One single trade could put both teams in a better situation than the one they are dwelling in today: Detroit sends its top overall draft pick to Philadelphia for one of their first round picks (#22 overall) and Donovan McNabb.
Why this works for Detroit
Detroit has far too many holes on both offense and defense. If the Lions could make a move to turn their number one pick into multiple picks or players, they should. The big debate among Lions' followers is who to take between Matthew Stafford, Mark Sanchez, Andre Smith and Michael Oher. Not one of these players is head and shoulders above another yet none of them have much of a chance of making it to Detroit’s #20 overall selection in the first round.

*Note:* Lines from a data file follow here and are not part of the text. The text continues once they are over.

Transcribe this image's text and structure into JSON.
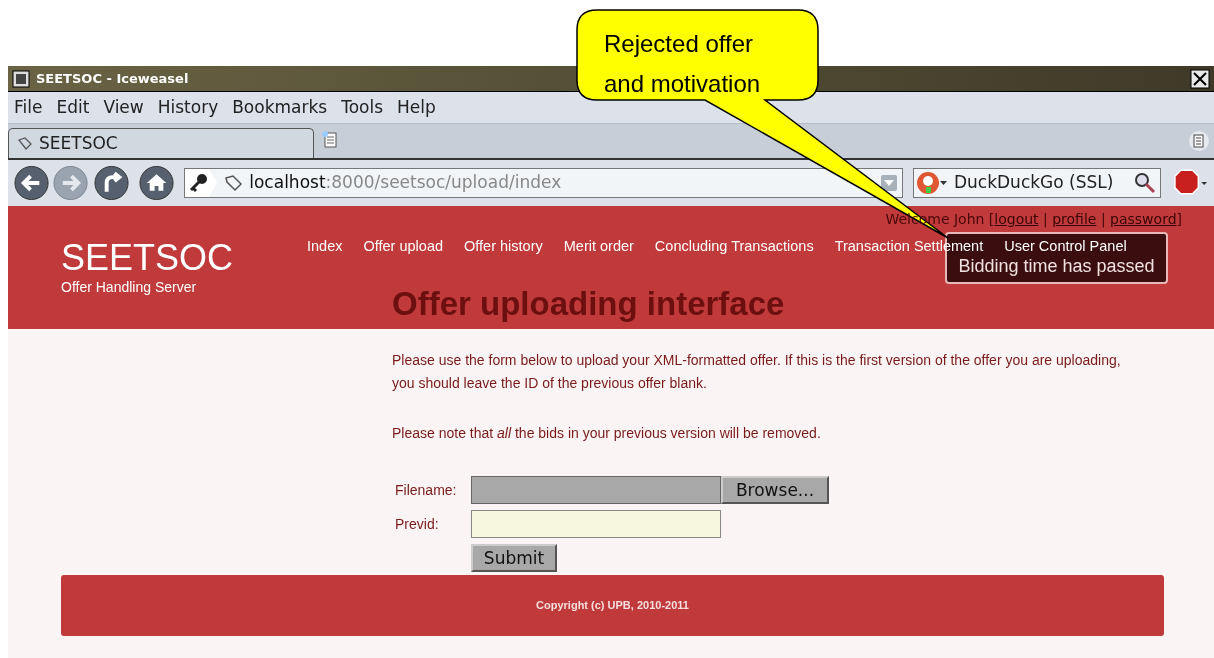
{
  "window": {
    "title": "SEETSOC - Iceweasel"
  },
  "menu": [
    {
      "label": "File"
    },
    {
      "label": "Edit"
    },
    {
      "label": "View"
    },
    {
      "label": "History"
    },
    {
      "label": "Bookmarks"
    },
    {
      "label": "Tools"
    },
    {
      "label": "Help"
    }
  ],
  "tabs": [
    {
      "label": "SEETSOC",
      "selected": true
    }
  ],
  "address_bar": {
    "host": "localhost",
    "path": ":8000/seetsoc/upload/index"
  },
  "search": {
    "placeholder": "DuckDuckGo (SSL)"
  },
  "site": {
    "brand": "SEETSOC",
    "tagline": "Offer Handling Server",
    "welcome": {
      "text": "Welcome John [",
      "links": [
        "logout",
        "profile",
        "password"
      ],
      "separator": "|",
      "end": "]"
    },
    "nav": [
      {
        "label": "Index"
      },
      {
        "label": "Offer upload"
      },
      {
        "label": "Offer history"
      },
      {
        "label": "Merit order"
      },
      {
        "label": "Concluding Transactions"
      },
      {
        "label": "Transaction Settlement"
      },
      {
        "label": "User Control Panel"
      }
    ],
    "heading": "Offer uploading interface",
    "paragraphs": [
      "Please use the form below to upload your XML-formatted offer. If this is the first version of the offer you are uploading, you should leave the ID of the previous offer blank.",
      "Please note that *all* the bids in your previous version will be removed."
    ],
    "form": {
      "fields": [
        {
          "kind": "file",
          "label": "Filename:",
          "button": "Browse..."
        },
        {
          "kind": "text",
          "label": "Previd:"
        }
      ],
      "submit": "Submit"
    },
    "footer": "Copyright (c) UPB, 2010-2011",
    "tooltip": "Bidding time has passed"
  },
  "callout": {
    "lines": [
      "Rejected offer",
      "and motivation"
    ]
  }
}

Landing a quarterback and offensive line help is a step in the right direction, but this also neglects their NFL-worst defense. There is not one defensive prospect worth taking with top overall pick, and the Lions' defense needs more than one defensive player to make any differences.

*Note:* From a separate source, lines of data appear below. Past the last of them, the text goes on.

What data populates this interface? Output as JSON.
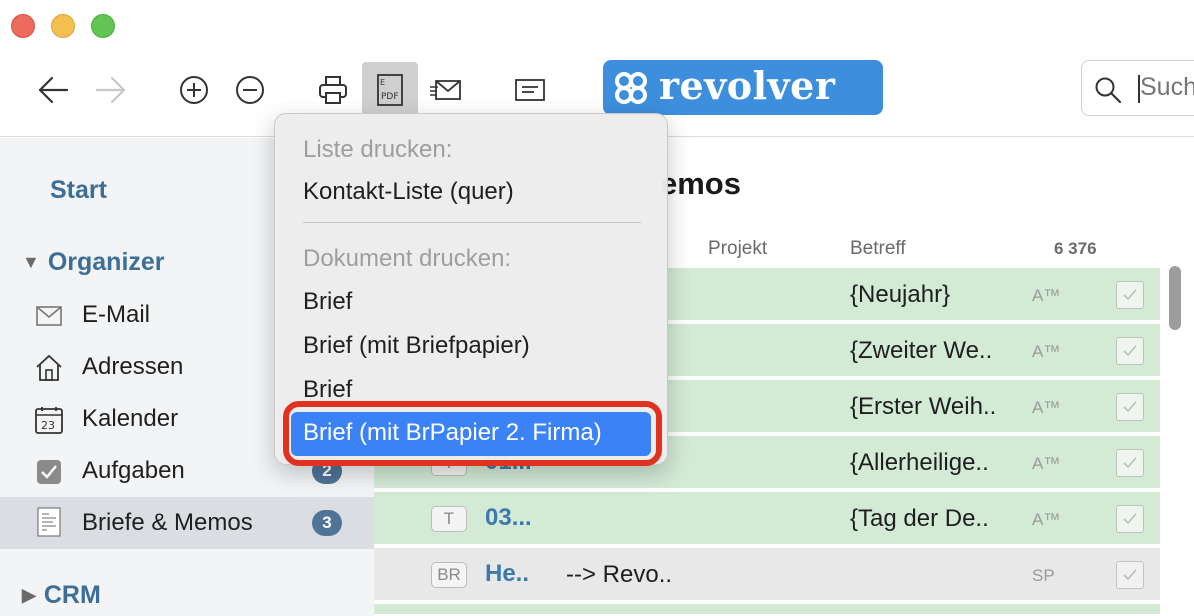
{
  "window": {
    "traffic_lights": [
      "close",
      "minimize",
      "zoom"
    ]
  },
  "toolbar": {
    "buttons": [
      {
        "name": "back",
        "icon": "arrow-left-icon"
      },
      {
        "name": "forward",
        "icon": "arrow-right-icon"
      },
      {
        "name": "zoom-in",
        "icon": "plus-circle-icon"
      },
      {
        "name": "zoom-out",
        "icon": "minus-circle-icon"
      },
      {
        "name": "print",
        "icon": "printer-icon"
      },
      {
        "name": "pdf",
        "icon": "pdf-icon",
        "label": "PDF"
      },
      {
        "name": "mail",
        "icon": "envelope-icon"
      },
      {
        "name": "memo",
        "icon": "memo-icon"
      }
    ],
    "logo_text": "revolver",
    "search_placeholder": "Suche"
  },
  "sidebar": {
    "start_label": "Start",
    "organizer_label": "Organizer",
    "items": [
      {
        "label": "E-Mail",
        "icon": "envelope-icon",
        "badge": ""
      },
      {
        "label": "Adressen",
        "icon": "house-icon",
        "badge": ""
      },
      {
        "label": "Kalender",
        "icon": "calendar-icon",
        "icon_text": "23",
        "badge": ""
      },
      {
        "label": "Aufgaben",
        "icon": "checkbox-icon",
        "badge": "2"
      },
      {
        "label": "Briefe & Memos",
        "icon": "letter-icon",
        "badge": "3"
      }
    ],
    "crm_label": "CRM"
  },
  "content": {
    "title": "Briefe & Memos",
    "title_visible": "emos",
    "columns": {
      "projekt": "Projekt",
      "betreff": "Betreff"
    },
    "count": "6 376",
    "rows": [
      {
        "tag": "",
        "date": "",
        "projekt": "",
        "betreff": "{Neujahr}",
        "initials": "A™",
        "checked": true,
        "color": "green"
      },
      {
        "tag": "",
        "date": "",
        "projekt": "",
        "betreff": "{Zweiter We..",
        "initials": "A™",
        "checked": true,
        "color": "green"
      },
      {
        "tag": "",
        "date": "",
        "projekt": "",
        "betreff": "{Erster Weih..",
        "initials": "A™",
        "checked": true,
        "color": "green"
      },
      {
        "tag": "T",
        "date": "01...",
        "projekt": "",
        "betreff": "{Allerheilige..",
        "initials": "A™",
        "checked": true,
        "color": "green"
      },
      {
        "tag": "T",
        "date": "03...",
        "projekt": "",
        "betreff": "{Tag der De..",
        "initials": "A™",
        "checked": true,
        "color": "green"
      },
      {
        "tag": "BR",
        "date": "He..",
        "projekt": "--> Revo..",
        "betreff": "",
        "initials": "SP",
        "checked": true,
        "color": "grey"
      }
    ]
  },
  "print_menu": {
    "list_header": "Liste drucken:",
    "list_items": [
      "Kontakt-Liste (quer)"
    ],
    "doc_header": "Dokument drucken:",
    "doc_items": [
      "Brief",
      "Brief (mit Briefpapier)",
      "Brief"
    ],
    "highlighted_item": "Brief (mit BrPapier 2. Firma)"
  },
  "colors": {
    "accent": "#3b82f6",
    "logo_bg": "#3d8fdd",
    "sidebar_bg": "#f2f4f6",
    "row_green": "#d3ead5",
    "badge_bg": "#4f7498",
    "annotation": "#e0321f"
  }
}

The featured trade brings a veteran quarterback in need of a change of scenery to a team in need of serious leadership. Then, with the #20 and #22 picks in the first round, the Lions could look at building the offensive line and defense.

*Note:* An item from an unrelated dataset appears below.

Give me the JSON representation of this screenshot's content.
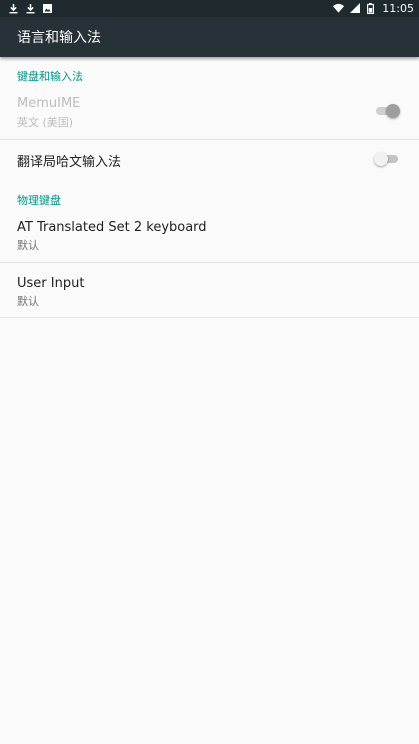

Why this works for Philadelphia
The Eagles could go a few different directions with this deal. First and foremost, they would be rid of the city’s favorite scapegoat in McNabb. Kevin Kolb, start warming up, this may be your time to shine.
Then, with the top pick in the draft, Philadelphia could take whom they see as the top offensive tackle in the draft. Tra Thomas is a free agent and is not getting any younger. A powerful, young tackle to protect the new kid in the pocket could equate success and build confidence in Kolb.
Or, the Eagles could use the top pick to replace McNabb. Could Stafford or Sanchez be the next promising arm to put the Eagles over the top? Philadelphia would still have another first round pick, #28 overall from Carolina, to fulfill other needs.
Both of these teams could have successful offseasons without this trade, but do the Eagles want to delay the replacement of McNabb any longer? I’m sure fans in Philly are eager to try Kolb, Stafford or Sanchez behind the center as opposed to “the guy who loses the big games.”
The Lions’ history of top draft picks doesn’t fare too positively. I’m sure the fans in the Motor City will immediately be haunted by visions of Joey Harrington if the top pick goes to Stafford or Sanchez.
For the sake of the fans and the futures of both teams, let’s hope Eagles general manager Tom Heckert and Mayhew get together for a cheese steak before April 25th and talk a little football.